Des chercheurs français ont imaginé une plate-forme expérimentale permettant de s'approprier un corps virtuel structurellement différent, au moyen d'un casque 3D et d'un… pinceau.

Oculus Rift, Samsung Gear VR, PlayStation VR… De nombreux casques de réalité virtuelle abreuvent un marché naissant et de plus en plus de personnes vont, à l’avenir, pouvoir se mettre dans la peau d’un avatar pour se mouvoir dans un espace virtuel et manipuler des objets.

Se pose alors la question de "l’incarnation virtuelle", c’est-à-dire de l’appropriation du corps de cet avatar. Plus cette incarnation est profonde, plus forte sera l’illusion de cet univers virtuel. Mais jusqu’où peut-on pousser ce transfert ?

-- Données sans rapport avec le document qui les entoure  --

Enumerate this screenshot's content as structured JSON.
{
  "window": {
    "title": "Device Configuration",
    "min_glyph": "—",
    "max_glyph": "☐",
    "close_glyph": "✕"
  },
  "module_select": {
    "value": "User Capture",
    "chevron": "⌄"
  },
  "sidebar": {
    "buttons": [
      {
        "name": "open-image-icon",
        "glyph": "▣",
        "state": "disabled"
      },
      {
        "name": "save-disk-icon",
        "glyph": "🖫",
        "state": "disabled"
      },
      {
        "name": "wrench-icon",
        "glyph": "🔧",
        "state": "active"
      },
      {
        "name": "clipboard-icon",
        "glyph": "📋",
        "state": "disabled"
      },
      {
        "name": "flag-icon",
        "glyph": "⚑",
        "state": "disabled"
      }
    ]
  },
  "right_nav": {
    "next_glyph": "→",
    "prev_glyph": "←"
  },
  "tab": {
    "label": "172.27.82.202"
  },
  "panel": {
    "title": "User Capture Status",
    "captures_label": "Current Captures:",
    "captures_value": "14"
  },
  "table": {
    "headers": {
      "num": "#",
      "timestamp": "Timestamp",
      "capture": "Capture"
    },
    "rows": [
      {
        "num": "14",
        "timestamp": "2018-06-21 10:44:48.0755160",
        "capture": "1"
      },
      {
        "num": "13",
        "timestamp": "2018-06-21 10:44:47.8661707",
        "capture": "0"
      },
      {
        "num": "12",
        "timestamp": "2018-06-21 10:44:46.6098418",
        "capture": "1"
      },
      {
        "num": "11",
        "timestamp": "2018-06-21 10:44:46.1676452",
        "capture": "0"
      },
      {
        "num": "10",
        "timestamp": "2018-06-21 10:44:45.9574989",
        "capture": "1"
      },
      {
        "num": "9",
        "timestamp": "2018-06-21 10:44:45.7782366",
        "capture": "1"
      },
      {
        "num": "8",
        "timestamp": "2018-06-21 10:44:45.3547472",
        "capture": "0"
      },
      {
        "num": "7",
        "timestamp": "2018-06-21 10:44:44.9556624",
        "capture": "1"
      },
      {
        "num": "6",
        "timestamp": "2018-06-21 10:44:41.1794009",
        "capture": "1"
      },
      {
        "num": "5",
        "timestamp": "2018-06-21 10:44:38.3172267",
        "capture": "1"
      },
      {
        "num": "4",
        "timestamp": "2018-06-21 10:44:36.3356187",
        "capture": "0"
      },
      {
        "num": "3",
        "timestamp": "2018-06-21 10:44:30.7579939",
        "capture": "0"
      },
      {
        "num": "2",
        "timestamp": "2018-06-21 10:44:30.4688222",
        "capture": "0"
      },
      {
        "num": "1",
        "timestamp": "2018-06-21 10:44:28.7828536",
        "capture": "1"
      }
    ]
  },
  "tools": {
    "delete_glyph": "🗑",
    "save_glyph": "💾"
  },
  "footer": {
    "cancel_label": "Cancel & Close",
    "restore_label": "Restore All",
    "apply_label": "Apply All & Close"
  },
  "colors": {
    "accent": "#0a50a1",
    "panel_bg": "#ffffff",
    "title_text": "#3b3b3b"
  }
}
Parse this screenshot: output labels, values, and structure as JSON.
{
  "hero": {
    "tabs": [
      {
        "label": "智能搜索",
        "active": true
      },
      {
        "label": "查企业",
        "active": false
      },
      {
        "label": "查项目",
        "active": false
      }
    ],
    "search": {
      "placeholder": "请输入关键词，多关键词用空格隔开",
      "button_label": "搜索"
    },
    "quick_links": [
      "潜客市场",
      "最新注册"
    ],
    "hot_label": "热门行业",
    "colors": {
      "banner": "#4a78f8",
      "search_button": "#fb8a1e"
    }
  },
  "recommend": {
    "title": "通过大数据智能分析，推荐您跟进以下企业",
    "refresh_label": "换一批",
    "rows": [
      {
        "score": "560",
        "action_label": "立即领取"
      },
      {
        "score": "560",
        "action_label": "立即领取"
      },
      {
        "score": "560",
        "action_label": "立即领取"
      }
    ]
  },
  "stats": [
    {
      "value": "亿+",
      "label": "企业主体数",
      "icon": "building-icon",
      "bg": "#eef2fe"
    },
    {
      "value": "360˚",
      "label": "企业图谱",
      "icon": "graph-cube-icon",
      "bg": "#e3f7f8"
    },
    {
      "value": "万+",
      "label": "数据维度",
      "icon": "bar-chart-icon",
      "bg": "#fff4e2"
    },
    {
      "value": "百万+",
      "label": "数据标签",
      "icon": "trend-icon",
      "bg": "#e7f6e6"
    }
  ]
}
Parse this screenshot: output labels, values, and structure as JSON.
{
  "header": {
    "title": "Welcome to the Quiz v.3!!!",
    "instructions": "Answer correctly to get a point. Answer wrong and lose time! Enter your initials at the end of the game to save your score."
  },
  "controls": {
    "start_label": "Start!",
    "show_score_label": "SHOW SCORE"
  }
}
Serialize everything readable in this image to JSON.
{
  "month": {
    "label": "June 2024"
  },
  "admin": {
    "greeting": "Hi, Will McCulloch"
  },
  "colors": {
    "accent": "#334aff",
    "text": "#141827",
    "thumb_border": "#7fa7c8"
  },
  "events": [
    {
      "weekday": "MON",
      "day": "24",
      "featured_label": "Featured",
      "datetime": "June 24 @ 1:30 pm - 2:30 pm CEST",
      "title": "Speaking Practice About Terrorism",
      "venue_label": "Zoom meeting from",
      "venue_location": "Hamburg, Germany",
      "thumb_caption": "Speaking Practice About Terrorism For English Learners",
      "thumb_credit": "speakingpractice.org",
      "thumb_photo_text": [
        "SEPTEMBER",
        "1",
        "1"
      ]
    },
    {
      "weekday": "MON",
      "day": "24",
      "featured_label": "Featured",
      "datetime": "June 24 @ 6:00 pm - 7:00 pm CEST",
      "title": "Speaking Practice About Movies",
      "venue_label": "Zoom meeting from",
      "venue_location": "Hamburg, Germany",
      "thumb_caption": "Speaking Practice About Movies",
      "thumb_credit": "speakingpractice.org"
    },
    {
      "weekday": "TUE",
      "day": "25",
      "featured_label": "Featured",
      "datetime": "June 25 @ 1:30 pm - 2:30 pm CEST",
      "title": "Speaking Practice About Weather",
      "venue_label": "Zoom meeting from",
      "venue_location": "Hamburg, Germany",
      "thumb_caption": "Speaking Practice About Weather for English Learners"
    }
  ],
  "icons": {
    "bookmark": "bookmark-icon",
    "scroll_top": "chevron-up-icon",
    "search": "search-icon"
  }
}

Les recherches dans ce domaine sont encore à leurs débuts, mais un premier résultat intéressant nous arrive des laboratoires de l’Inria. Les chercheurs Anatole Lecuyer, Ludovic Hoyet et Ferran Argelaguet viennent de montrer qu’il est possible de ressentir dans la réalité virtuelle l’existence d’un sixième doigt. Pour le prouver, ils ont mis en place une plateforme expérimentale composée d’un capteur 3D Leap Motion et d’un casque Oculus Rift. Au travers de ce dispositif, 24 utilisateurs-cobayes ont été plongés dans un avatar dont les mains avaient un doigt supplémentaire entre l'annulaire et l'auriculaire. Les mouvements de ce nouveau membre étaient générés à partir des deux doigts environnants, par un calcul d'interpolation. Ce qui procurait un premier niveau d'appropriation.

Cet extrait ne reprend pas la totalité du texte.